Bukti tersebut seperti surat kuasa tertanggal 10 Mei 1991 dari Keuskupan Denpasar kepada penggugat I Hendrikus Chandra, dua kuitansi pembayaran lunas uang tanah tertanggal 30 Agustus 1989, surat akta jual beli Nomor 08/KK/VI/1991 tertanggal 22 Juni 1991 antara Kamis Hamnu dan Usman Umar di hadapan Anton US Abatan selaku Camat Komodo saat itu yang bertindak sebagai pejabat pembuat akta tanah.
Selain itu, berita acara pengukuran pengembalian batas nomor IP.02.03./BA.20-53.200/III/2019 tertanggal 13 Maret 2019 yang dikeluarkan oleh Kantor Badan Pertanahan Nasional Kabupaten Manggarai Barat, NTT.
Bukti lain adalah sertifikat asli SHM nomor 534 atas nama Keuskupan Denpasar yang sudah terbit tahun 1994.
“Jadi, orang yang tidak belajar hukum saja tahu alurnya. Kuitansi jual beli ada. Surat kuasa ada. Akta jual beli ada. Berita acara pengukuran pengembalian batas tanah ada. Sertifikat yang asli nomor 534 atas nama Keuskupan Denpasar yang terbit tahun 1994 ada. Logika hukum tidak masuk kalau saudara Hendrikus Chandra menggugat tanah tersebut yang katanya milik mendiang istrinya,” ujarnya.
BACA JUGA: Sengketa Tanah Keuskupan Denpasar di Labuan Bajo Harus Jadi Momentum Berantas Para Mafia
Berdasarkan bukti-bukti yang dimiliki Keuskupan Denpasar tersebut, Joniono meminta agar Majelis Hakim PN Kabupaten Manggarai Barat yang menyidangkan perkara ini untuk memutuskan perkara ini seadil-adilnya, sesuai dengan fakta dan bukti secara hukum yang dibuktikan dalam persidangan.
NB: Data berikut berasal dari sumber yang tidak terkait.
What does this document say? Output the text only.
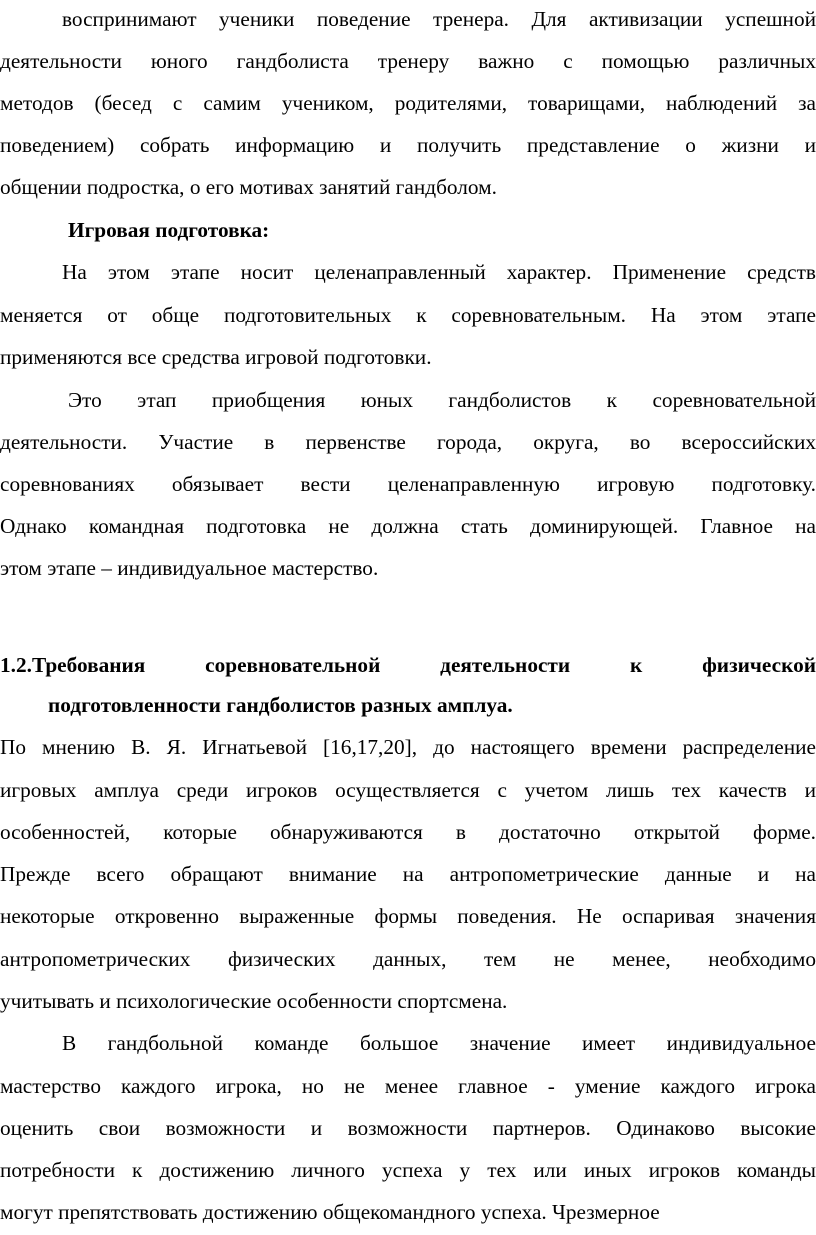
воспринимают ученики поведение тренера. Для активизации успешной
деятельности юного гандболиста тренеру важно с помощью различных
методов (бесед с самим учеником, родителями, товарищами, наблюдений за
поведением) собрать информацию и получить представление о жизни и
общении подростка, о его мотивах занятий гандболом.
Игровая подготовка:
На этом этапе носит целенаправленный характер. Применение средств
меняется от обще подготовительных к соревновательным. На этом этапе
применяются все средства игровой подготовки.
Это этап приобщения юных гандболистов к соревновательной
деятельности. Участие в первенстве города, округа, во всероссийских
соревнованиях обязывает вести целенаправленную игровую подготовку.
Однако командная подготовка не должна стать доминирующей. Главное на
этом этапе – индивидуальное мастерство.
1.2.Требования	соревновательной	деятельности	к	физической
подготовленности гандболистов разных амплуа.
По мнению В. Я. Игнатьевой [16,17,20], до настоящего времени распределение
игровых амплуа среди игроков осуществляется с учетом лишь тех качеств и
особенностей, которые обнаруживаются в достаточно открытой форме.
Прежде всего обращают внимание на антропометрические данные и на
некоторые откровенно выраженные формы поведения. Не оспаривая значения
антропометрических физических данных, тем не менее, необходимо
учитывать и психологические особенности спортсмена.
В гандбольной команде большое значение имеет индивидуальное
мастерство каждого игрока, но не менее главное - умение каждого игрока
оценить свои возможности и возможности партнеров. Одинаково высокие
потребности к достижению личного успеха у тех или иных игроков команды
могут препятствовать достижению общекомандного успеха. Чрезмерное
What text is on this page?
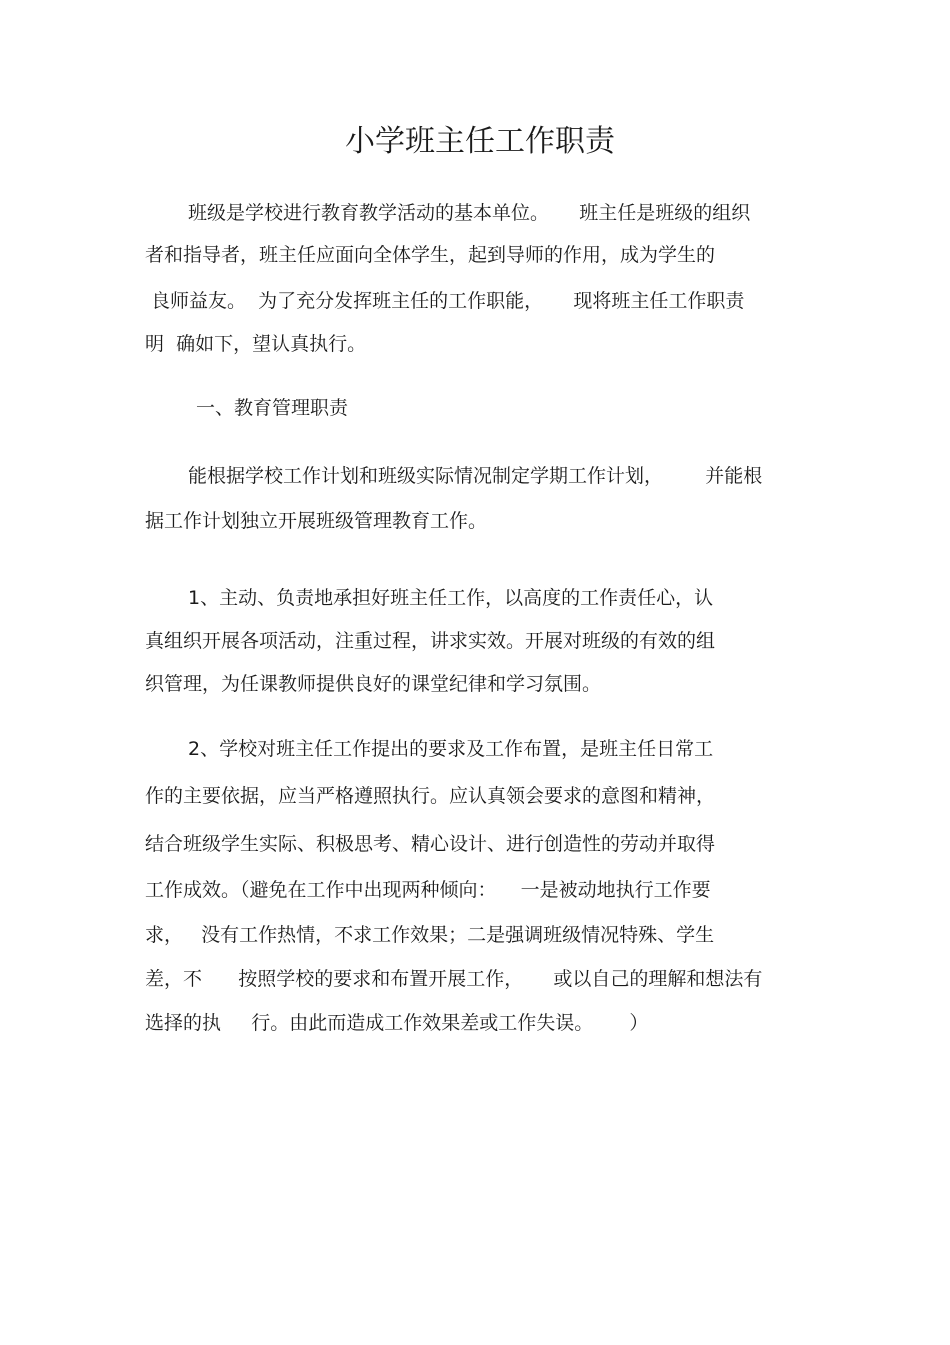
小学班主任工作职责
班级是学校进行教育教学活动的基本单位。     班主任是班级的组织
者和指导者，班主任应面向全体学生，起到导师的作用，成为学生的
良师益友。  为了充分发挥班主任的工作职能，     现将班主任工作职责
明  确如下，望认真执行。
一、教育管理职责
能根据学校工作计划和班级实际情况制定学期工作计划，       并能根
据工作计划独立开展班级管理教育工作。
1、主动、负责地承担好班主任工作，以高度的工作责任心，认
真组织开展各项活动，注重过程，讲求实效。开展对班级的有效的组
织管理，为任课教师提供良好的课堂纪律和学习氛围。
2、学校对班主任工作提出的要求及工作布置，是班主任日常工
作的主要依据，应当严格遵照执行。应认真领会要求的意图和精神，
结合班级学生实际、积极思考、精心设计、进行创造性的劳动并取得
工作成效。（避免在工作中出现两种倾向：    一是被动地执行工作要
求，   没有工作热情，不求工作效果；二是强调班级情况特殊、学生
差，不      按照学校的要求和布置开展工作，     或以自己的理解和想法有
选择的执     行。由此而造成工作效果差或工作失误。      ）
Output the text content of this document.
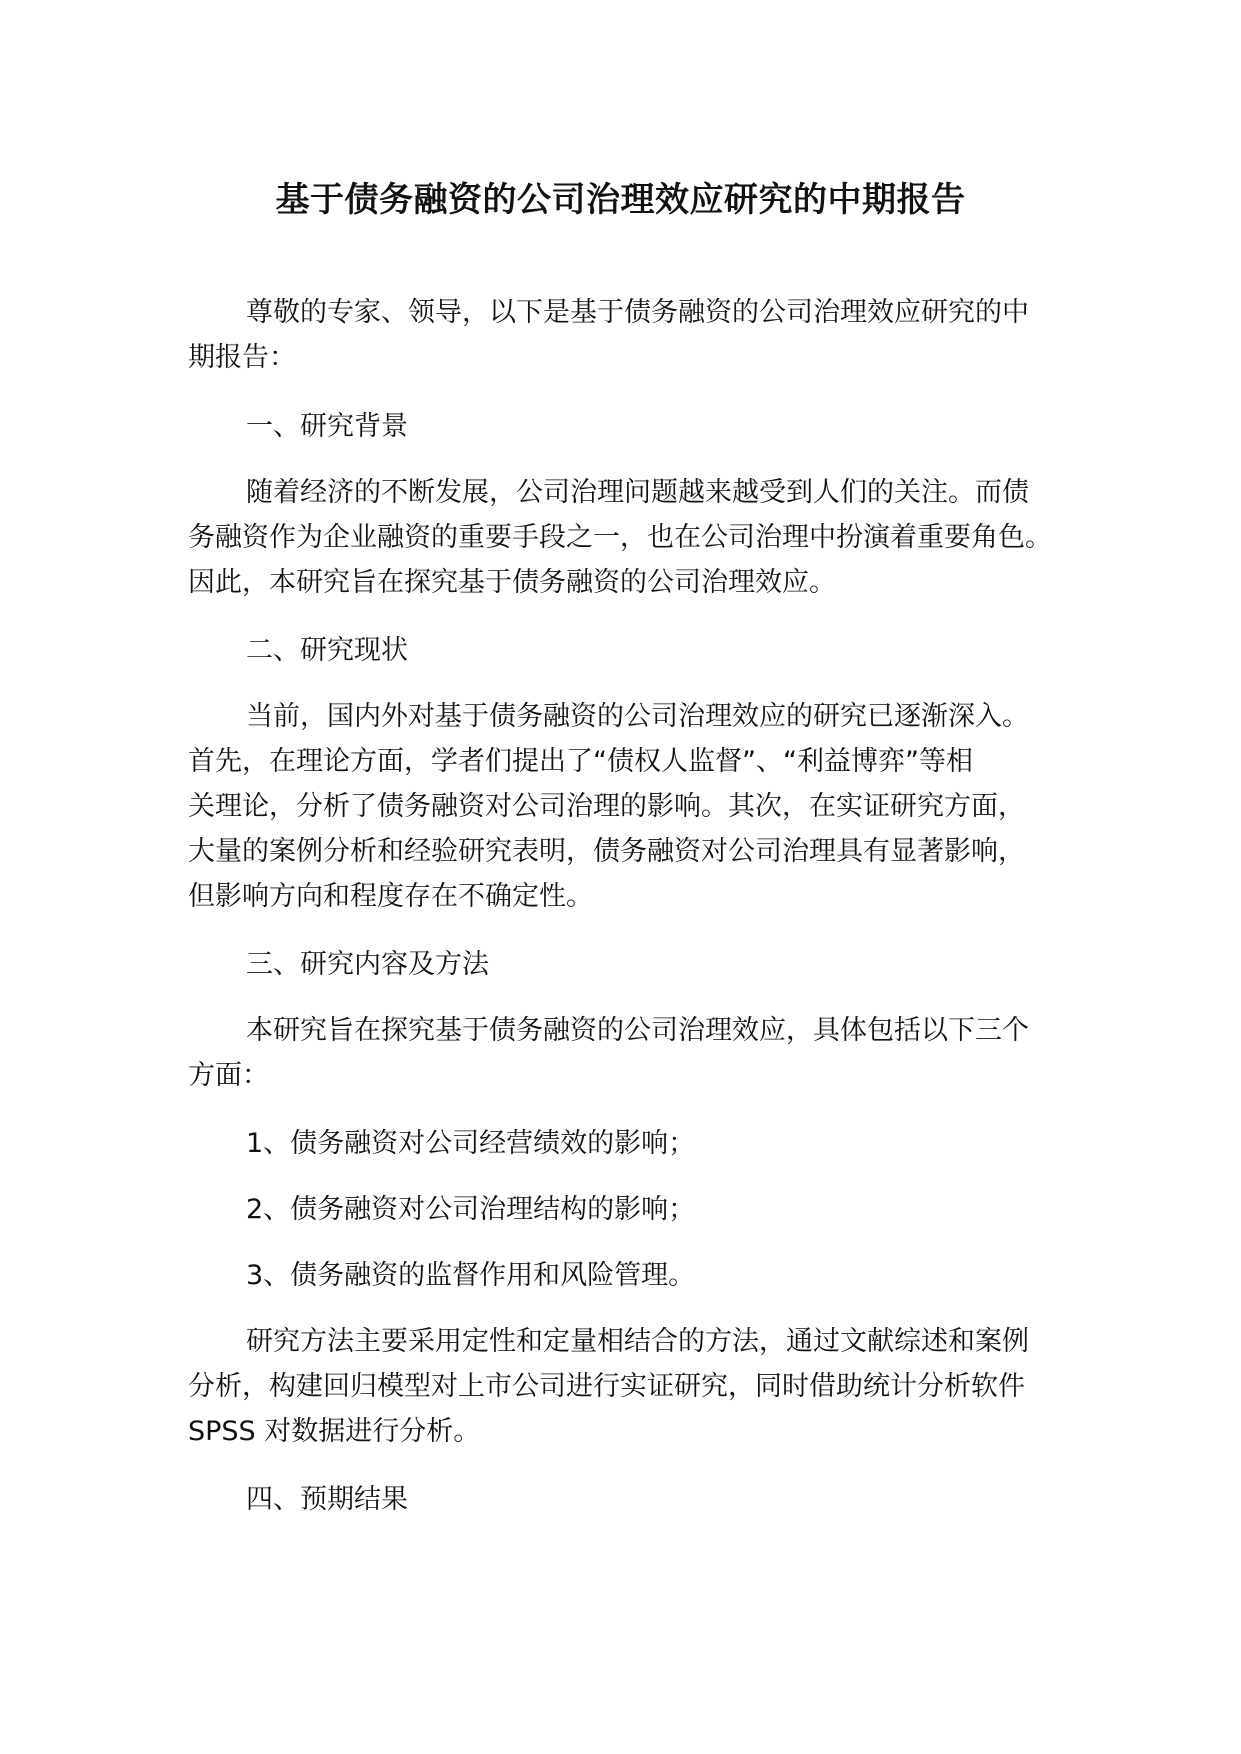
基于债务融资的公司治理效应研究的中期报告
尊敬的专家、领导，以下是基于债务融资的公司治理效应研究的中
期报告：
一、研究背景
随着经济的不断发展，公司治理问题越来越受到人们的关注。而债
务融资作为企业融资的重要手段之一，也在公司治理中扮演着重要角色。
因此，本研究旨在探究基于债务融资的公司治理效应。
二、研究现状
当前，国内外对基于债务融资的公司治理效应的研究已逐渐深入。
首先，在理论方面，学者们提出了“债权人监督”、“利益博弈”等相
关理论，分析了债务融资对公司治理的影响。其次，在实证研究方面，
大量的案例分析和经验研究表明，债务融资对公司治理具有显著影响，
但影响方向和程度存在不确定性。
三、研究内容及方法
本研究旨在探究基于债务融资的公司治理效应，具体包括以下三个
方面：
1、债务融资对公司经营绩效的影响；
2、债务融资对公司治理结构的影响；
3、债务融资的监督作用和风险管理。
研究方法主要采用定性和定量相结合的方法，通过文献综述和案例
分析，构建回归模型对上市公司进行实证研究，同时借助统计分析软件
SPSS 对数据进行分析。
四、预期结果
Sebab, Joniono berkeyakinan bahwa bukti-bukti dan saksi yang diajukan sangat kuat. Sementara penggugat hanya mengajukan satu orang saksi.
“Hal lain yang perlu dipertimbangkan majelis hakim adalah penggugat hanya menghadirkan satu saksi saja. Sebab dalam hukum diketahui satu orang saksi dianggap tidak sah dan tidak memenuhi syarat. Apalagi dalam fakta persidangan yang sudah ada, saksi penggugat sama sekali tidak memberikan kesaksian yang jelas dan berarti bagi kepentingan penggugat,” katanya.
BACA JUGA: Sengketa Tanah Keuskupan Denpasar di Labuan Bajo, Kuasa Hukum Temukan Fakta Aneh
Dia menambahkan, sertifikat SHM nomor 534 milik Keuskupan Denpasar diterbitkan terlebih dahulu oleh BPN Kabupaten Manggarai Barat pada tahun 1994. Sedangkan SHM yang diakui oleh Hendrikus Chandra baru terbit pada tahun 2012.
Menurut Joniono, sertifikat tanah nomor 534 milik Keuskupan Denpasar diterbitkan oleh BPN Kabupaten Manggarai Barat yang merupakan lembaga yang berwenang untuk itu.
Jika terdapat sertifikat ganda di atas tanah yang sama dan bila ternyata keduanya sama-sama otentik, maka bukti yang paling kuat adalah sertifikat yang terbit terlebih dahulu dan sekaligus menggugurkan sertifikat yang terbit kemudian.
“Apalagi dalam petitumnya, penggugat meminta agar majelis memproses kesalahan BPN dan meminta PN membatalkan sertifikat 534. Ini salah alamat,” jelas Joniono.